I was originally thinking to have every function return a bool for success. But I might later want to return a payload of some type. And the bool/int return is kinda a C mindset, right?
Personally, Result feels reasonable to me here: Ok(...) means the command was accepted and an update is required, but Err(...) means something prevented the command from happening.
You can always define your own enum with more appropriate names, though:
I'm not really experienced in error handling, but if I use Err in cases that are not 'real' errors, i.e. exceptions, doesn't it dilute the meaning when a real Err occurs?
Technically, all an Err is is a signal (which a caller is not allowed to ignore) that the fn/method that returned it failed, conceptually speaking. If that isn't what it would mean for your code, then you're correct, it would dilute the meaning.
However, if you have modeled it conceptually as a failure, then Err is fitting.
There's also a practical concern: since Err takes an argument, that can be potentially expensive, depending on what the argument is.
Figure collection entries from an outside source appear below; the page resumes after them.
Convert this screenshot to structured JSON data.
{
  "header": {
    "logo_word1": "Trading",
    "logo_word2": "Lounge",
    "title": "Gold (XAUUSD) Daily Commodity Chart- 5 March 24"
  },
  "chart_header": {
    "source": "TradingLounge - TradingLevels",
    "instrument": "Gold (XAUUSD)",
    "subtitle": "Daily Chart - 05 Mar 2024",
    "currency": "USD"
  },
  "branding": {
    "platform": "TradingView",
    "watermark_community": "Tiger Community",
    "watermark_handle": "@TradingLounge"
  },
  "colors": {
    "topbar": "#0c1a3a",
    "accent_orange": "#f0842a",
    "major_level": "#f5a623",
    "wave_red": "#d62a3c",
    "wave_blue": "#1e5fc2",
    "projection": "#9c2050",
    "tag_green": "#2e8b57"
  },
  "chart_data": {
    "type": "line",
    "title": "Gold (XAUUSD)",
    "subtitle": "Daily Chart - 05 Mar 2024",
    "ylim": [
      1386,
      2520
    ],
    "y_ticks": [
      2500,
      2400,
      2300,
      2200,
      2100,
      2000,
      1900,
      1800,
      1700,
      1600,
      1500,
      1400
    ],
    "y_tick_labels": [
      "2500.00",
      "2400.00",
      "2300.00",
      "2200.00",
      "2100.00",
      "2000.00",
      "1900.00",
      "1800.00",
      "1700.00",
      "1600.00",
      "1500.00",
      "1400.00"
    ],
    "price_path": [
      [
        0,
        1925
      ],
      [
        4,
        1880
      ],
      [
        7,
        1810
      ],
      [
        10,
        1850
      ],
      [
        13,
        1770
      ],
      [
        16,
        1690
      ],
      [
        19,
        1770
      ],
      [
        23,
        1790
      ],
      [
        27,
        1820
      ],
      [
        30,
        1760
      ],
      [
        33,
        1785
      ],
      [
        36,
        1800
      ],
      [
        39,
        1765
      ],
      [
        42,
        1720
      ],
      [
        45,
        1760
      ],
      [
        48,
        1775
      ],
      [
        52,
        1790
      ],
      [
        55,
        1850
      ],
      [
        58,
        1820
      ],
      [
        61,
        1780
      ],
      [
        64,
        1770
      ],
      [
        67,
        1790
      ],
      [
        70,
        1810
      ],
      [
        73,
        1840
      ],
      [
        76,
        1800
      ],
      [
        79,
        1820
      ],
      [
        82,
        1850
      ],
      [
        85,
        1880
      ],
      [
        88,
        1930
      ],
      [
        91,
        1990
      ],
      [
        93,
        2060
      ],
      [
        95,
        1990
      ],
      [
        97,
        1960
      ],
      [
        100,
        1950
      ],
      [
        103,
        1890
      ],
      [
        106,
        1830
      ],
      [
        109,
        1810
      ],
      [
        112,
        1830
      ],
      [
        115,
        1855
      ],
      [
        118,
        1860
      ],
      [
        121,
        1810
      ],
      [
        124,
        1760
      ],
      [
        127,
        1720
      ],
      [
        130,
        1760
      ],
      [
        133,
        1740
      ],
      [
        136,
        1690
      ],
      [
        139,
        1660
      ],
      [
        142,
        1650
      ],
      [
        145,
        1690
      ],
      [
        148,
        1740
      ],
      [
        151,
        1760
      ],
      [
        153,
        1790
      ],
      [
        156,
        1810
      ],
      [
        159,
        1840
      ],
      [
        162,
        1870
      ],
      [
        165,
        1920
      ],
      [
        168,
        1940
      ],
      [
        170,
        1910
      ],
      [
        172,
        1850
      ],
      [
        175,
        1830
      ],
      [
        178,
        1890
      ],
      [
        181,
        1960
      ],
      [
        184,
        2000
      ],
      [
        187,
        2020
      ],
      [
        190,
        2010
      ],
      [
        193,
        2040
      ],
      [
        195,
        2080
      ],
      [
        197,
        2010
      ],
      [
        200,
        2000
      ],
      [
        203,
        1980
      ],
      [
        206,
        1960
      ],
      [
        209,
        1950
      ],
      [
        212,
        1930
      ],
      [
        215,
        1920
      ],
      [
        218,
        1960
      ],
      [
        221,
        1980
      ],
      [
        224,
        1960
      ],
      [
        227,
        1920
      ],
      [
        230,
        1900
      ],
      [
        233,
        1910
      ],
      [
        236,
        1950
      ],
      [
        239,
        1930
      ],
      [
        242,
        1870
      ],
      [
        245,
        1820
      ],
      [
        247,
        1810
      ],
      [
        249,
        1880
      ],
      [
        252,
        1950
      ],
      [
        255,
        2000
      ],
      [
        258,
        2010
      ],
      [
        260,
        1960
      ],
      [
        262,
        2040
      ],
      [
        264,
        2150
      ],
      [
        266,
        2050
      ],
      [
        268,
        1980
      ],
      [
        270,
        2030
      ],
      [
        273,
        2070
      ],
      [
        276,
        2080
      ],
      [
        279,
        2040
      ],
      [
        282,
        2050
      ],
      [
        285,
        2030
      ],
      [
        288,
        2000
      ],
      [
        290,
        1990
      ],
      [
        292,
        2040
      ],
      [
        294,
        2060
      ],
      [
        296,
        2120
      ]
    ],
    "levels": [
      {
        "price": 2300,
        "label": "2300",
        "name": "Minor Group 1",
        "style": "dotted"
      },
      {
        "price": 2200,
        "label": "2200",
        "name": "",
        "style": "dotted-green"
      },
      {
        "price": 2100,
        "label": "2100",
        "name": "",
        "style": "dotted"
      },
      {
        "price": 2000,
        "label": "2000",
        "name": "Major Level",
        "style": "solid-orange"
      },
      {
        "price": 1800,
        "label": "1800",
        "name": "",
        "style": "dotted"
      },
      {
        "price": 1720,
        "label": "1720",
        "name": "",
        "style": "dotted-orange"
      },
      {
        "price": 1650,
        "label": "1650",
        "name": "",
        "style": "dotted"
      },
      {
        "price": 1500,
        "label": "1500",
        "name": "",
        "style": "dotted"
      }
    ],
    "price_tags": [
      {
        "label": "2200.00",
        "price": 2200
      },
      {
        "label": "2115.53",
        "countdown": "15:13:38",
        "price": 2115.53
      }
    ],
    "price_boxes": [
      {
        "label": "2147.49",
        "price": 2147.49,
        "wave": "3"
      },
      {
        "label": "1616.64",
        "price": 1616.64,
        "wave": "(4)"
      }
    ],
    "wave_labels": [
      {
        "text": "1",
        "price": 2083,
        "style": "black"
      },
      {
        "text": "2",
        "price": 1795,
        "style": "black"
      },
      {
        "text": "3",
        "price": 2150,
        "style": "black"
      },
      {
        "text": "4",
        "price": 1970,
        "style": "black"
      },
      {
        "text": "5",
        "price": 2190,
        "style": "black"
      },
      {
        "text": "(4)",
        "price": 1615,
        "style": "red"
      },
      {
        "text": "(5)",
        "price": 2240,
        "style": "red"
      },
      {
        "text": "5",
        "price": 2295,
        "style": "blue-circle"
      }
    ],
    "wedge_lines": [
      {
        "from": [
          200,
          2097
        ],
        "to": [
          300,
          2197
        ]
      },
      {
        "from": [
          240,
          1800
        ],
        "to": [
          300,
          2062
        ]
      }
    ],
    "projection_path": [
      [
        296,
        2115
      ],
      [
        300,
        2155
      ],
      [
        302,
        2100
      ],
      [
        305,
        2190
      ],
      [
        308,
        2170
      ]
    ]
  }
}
For example, a String argument would cause an allocation for every Err you create.
Neither using Option nor defining your own enum with the shape of Option but different variant names have that issue.
However, you get to choose the argument type of Err. If you make it something like () or an enum with no parameters to its variants the cost is negligible: any enum is always sized by the largest of its variants (plus some space to specify which variant).